Milestone 3 - Native Swarm Runtime
- Add Spec-linked native worker jobs.
- Store live execution state in
swarm.json. - Support Pair mode approvals and experimental AFK autopilot policy.
- Add curated inline swarm status cards in the existing chat timeline.
- Keep workers on AIRI-mediated tools with no raw terminal access.
Milestone 4 - ACP Engine Adapter
- Add ACP subprocess manager.
- Support Pi as an ACP backend.
- Support Codex as an ACP backend if available.
- Add engine selector in coding settings.
- Normalize ACP events into AIRI chat slices and approval requests.
Milestone 5 - Advanced Code Operations
- Allow selected Serena mutating operations to produce proposed edits.
- Add worktree isolation for risky implementation sessions.
- Add branch/checkpoint integration.
- Add richer task history and replay.
Open Questions
- What production safety policy should replace the experimental AFK autopilot authority model?
- What stability milestone should trigger ACP backend work?
Decision
Proceed with an AIRI-native coding workspace hosted in the existing chat window.

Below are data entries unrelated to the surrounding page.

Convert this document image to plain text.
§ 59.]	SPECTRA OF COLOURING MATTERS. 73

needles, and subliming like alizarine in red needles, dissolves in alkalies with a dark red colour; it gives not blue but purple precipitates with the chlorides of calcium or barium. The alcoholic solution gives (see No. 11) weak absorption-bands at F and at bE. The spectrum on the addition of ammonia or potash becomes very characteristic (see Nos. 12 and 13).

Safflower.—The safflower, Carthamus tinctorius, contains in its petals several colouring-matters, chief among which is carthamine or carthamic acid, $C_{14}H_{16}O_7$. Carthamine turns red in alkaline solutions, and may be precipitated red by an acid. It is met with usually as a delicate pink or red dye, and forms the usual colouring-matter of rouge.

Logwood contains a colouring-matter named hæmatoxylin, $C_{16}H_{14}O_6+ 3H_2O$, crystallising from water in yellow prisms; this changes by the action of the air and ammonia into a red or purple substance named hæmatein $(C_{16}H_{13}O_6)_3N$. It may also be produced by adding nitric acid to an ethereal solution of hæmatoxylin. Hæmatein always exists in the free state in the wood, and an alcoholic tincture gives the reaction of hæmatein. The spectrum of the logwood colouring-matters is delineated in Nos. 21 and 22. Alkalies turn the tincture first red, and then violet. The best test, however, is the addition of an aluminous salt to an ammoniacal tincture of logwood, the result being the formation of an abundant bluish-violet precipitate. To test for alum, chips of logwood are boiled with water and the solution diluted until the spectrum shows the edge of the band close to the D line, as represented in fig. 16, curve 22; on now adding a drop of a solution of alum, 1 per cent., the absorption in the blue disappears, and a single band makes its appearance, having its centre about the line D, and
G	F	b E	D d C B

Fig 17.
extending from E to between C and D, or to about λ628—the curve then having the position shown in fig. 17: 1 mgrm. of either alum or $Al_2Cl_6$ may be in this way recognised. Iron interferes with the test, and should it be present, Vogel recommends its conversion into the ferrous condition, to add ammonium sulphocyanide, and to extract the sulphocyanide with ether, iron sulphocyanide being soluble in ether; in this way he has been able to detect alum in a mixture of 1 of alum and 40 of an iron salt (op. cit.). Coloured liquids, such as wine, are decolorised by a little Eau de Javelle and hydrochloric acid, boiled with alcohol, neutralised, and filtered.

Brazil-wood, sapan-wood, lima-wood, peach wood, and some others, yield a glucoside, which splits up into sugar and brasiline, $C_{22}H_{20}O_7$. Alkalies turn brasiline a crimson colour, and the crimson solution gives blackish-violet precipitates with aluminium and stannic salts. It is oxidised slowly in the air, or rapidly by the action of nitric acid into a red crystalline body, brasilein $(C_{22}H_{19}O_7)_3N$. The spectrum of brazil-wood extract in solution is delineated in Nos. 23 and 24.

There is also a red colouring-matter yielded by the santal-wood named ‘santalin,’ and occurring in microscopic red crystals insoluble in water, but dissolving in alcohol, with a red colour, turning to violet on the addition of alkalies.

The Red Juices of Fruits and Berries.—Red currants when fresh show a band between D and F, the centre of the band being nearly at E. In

Use MCP, especially Serena, as the preferred code-intelligence backend. Keep all workspace authority and approvals in AIRI. Use native AIRI agents for the first swarm runtime and defer Pi/Codex ACP subprocess engines until the native agent model is stable. Coding state is scoped to chat sessions when enabled, and Serena is offered through MCP settings as a predefined external integration rather than auto-installed.